Celui-ci est principalement composé des actifs suivants :
- Les obligations d’états
- Titres adossés à des créances hypothécaires
Voici la répartition précise au sein du bilan :
Les obligations d’états sont des dettes ou des créances émises par le gouvernement. Celles-ci permettent de financer les dépenses du gouvernement.
Les titres adossés aux créances hypothécaires, ou « mortgage backed securities MBS », sont valorisés par un ensemble d’hypothèque et par les taux d’intérêts payés sur les hypothèques.
L’évolution du bilan de la FED
Le bilan de la FED a augmenté de manière conséquente depuis 2008 suite au programme d’assouplissement quantitatif ou « quantitative easing ». Ceci consiste à acheter des obligations d’états et aussi des titres adossés aux créances hypothécaires. Ce principe permet d’injecter plus de liquidités dans le système financier. Le but de l’assouplissement monétaire est de ramener l’inflation vers 2 % lorsque l’économie tombe en récession, c’est une façon de relancer la croissance.
Voici un aperçu de l’ampleur du bilan :
On parle ici de ramener l’inflation vers 2 %, car c’est le rôle majeur des banques centrales de veiller à une stabilité des prix. Le deuxième mandat après la stabilité des prix étant d’assurer le plein emploi.
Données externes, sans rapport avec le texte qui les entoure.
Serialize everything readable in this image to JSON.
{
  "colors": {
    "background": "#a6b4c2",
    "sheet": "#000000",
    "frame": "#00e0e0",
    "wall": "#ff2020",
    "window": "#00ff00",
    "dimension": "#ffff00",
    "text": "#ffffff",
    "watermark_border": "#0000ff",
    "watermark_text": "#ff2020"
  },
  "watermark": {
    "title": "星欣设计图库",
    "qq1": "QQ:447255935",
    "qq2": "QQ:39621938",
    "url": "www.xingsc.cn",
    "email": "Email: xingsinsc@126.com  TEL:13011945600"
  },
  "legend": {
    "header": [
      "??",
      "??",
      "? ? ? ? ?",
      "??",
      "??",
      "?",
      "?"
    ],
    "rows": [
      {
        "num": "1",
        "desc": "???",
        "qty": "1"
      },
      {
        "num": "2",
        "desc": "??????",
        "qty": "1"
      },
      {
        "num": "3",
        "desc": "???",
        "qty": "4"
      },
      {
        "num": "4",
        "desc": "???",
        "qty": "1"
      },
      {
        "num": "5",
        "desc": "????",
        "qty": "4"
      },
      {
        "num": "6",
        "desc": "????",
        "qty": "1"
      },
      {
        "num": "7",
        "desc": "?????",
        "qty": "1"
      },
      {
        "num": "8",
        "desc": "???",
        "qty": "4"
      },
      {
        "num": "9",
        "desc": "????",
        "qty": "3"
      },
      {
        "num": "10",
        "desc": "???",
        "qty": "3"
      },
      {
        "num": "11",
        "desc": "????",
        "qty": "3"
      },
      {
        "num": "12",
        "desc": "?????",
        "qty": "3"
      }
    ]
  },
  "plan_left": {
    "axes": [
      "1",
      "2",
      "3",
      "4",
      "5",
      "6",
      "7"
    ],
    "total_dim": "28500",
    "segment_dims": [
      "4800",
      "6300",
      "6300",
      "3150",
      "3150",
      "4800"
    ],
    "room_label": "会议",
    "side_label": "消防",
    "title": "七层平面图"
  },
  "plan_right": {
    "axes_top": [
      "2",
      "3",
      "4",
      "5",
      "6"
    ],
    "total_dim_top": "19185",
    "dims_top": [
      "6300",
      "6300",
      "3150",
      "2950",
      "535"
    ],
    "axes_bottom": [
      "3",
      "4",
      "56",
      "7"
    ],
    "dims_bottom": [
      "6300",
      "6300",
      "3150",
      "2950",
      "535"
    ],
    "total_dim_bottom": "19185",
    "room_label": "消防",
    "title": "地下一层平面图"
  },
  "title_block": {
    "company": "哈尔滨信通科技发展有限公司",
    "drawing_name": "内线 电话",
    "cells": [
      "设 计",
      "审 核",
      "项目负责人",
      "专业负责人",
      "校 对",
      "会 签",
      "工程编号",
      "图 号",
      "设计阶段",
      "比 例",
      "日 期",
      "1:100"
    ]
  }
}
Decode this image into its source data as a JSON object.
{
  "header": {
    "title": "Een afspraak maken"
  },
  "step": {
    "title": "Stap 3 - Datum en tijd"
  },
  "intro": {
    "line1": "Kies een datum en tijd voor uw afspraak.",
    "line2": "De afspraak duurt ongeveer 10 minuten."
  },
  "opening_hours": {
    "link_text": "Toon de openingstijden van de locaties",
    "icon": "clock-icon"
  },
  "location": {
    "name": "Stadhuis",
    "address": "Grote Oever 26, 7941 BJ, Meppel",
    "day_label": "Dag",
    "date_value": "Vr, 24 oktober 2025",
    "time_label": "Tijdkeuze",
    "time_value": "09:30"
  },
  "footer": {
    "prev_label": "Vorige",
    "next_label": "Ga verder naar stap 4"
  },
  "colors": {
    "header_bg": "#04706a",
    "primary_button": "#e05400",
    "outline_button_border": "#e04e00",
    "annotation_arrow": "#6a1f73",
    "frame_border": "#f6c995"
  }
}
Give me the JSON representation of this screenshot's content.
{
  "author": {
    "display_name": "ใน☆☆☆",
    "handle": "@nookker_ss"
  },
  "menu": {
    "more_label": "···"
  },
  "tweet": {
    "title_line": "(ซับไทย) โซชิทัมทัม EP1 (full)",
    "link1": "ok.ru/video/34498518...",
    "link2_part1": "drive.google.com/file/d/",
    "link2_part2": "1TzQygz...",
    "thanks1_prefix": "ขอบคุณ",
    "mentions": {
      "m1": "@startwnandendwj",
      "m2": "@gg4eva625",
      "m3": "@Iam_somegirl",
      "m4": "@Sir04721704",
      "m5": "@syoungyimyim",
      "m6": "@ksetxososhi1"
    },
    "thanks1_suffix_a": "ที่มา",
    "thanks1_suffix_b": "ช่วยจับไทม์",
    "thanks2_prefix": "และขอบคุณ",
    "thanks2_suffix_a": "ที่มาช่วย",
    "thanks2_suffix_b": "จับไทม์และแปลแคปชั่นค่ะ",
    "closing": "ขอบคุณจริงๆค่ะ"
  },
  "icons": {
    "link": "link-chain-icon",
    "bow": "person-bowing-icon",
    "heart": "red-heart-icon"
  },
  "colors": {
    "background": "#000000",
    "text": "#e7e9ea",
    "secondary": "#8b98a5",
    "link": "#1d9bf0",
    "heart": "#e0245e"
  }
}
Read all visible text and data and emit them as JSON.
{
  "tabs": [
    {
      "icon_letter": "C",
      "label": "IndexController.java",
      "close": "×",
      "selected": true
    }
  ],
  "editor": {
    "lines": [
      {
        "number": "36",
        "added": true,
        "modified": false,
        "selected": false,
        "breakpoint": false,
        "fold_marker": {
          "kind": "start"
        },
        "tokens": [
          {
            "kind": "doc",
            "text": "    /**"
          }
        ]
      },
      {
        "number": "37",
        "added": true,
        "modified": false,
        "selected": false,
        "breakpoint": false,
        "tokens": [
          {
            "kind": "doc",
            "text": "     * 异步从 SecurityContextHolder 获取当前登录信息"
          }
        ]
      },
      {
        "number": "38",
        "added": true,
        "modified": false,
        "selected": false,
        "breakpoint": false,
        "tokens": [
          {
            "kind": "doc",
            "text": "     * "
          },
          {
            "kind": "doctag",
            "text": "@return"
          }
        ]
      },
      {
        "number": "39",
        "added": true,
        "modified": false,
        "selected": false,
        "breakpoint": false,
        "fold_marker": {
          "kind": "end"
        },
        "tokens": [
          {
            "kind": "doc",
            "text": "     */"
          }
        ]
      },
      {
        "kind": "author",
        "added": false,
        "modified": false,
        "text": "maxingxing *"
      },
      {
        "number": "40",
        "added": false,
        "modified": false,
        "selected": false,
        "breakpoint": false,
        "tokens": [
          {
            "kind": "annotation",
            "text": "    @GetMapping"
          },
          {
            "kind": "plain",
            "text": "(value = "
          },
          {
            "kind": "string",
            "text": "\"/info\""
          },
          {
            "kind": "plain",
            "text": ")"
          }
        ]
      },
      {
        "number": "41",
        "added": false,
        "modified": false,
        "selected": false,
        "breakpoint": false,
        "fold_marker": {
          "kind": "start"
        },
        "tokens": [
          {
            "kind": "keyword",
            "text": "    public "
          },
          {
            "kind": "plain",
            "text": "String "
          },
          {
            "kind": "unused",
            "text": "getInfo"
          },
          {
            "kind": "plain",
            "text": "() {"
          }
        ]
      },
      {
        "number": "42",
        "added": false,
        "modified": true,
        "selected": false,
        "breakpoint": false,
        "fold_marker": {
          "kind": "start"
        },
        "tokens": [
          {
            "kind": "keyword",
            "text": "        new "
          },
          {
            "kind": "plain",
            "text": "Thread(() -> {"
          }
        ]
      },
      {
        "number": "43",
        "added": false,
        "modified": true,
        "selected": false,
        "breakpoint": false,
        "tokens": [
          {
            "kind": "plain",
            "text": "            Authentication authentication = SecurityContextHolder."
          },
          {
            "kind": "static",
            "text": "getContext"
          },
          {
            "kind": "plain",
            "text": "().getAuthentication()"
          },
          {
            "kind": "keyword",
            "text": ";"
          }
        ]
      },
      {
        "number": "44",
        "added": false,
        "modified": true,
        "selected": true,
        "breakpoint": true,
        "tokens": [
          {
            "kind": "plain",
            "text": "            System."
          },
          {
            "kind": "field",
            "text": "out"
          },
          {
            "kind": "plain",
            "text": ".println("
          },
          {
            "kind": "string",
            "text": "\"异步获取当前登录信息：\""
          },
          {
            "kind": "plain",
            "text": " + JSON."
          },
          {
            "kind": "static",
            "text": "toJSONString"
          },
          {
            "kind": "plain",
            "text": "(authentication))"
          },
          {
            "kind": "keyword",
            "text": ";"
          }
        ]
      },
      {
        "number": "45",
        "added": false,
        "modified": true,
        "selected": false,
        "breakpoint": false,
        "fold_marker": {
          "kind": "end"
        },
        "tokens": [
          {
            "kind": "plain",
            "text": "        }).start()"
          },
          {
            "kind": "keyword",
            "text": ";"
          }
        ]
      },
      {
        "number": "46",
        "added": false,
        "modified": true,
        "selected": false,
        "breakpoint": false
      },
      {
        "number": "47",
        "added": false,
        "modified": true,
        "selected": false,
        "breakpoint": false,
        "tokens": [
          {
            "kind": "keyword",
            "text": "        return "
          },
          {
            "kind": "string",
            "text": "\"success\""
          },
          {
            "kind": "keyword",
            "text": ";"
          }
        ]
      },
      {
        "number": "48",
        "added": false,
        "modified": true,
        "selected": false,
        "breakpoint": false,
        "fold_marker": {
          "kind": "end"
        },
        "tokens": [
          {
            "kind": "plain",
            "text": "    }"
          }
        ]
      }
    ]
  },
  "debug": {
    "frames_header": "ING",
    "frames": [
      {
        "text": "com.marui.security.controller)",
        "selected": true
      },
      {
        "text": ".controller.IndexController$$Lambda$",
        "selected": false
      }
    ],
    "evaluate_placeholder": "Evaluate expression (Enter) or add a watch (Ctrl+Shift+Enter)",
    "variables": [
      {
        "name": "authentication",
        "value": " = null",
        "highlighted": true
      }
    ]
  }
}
La situation inverse qui est le resserrement quantitatif (quantitative tightening) consiste à retirer de l’argent du système financier en procédant au non-renouvellement d’un certain nombre de maturités des obligations. En parallèle, on connait l’outil le plus utilisé de la FED, la gestion des taux et donc, l’augmentation des taux lors d’un resserrement monétaire. Ce processus a lieu depuis début 2022. Cela implique de réduire le bilan de la FED.
Comment la FED gagne-t-elle de l’argent ?
La FED tire ses revenus des obligations qu’elle détient, mais aussi des services qu’elle offre. Bien évidemment, elle a aussi des frais d’opérations qu’elle doit couvrir avec ses revenus, et une fois le tout couvert, elle donne au gouvernement les surplus/profits.
Par exemple, on peut voir qu’en 2020, les remises au gouvernement étaient de 86.9 milliards et en 2021, de 109.7 milliards. Des sommes qui ne sont pas négligeables pour le gouvernement.
La dernière fois que la Banque centrale américaine a augmenté son bilan au cours de 2020-2021 pour relancer l’économie, elle a acheté des obligations avec des taux à l’époque peu élevés et d’une maturité longue.
Comme les taux étaient peu élevés, la FED perçoit un intérêt moyen d’environ 1.7 % comme on peut le voir sur le graphique suivant.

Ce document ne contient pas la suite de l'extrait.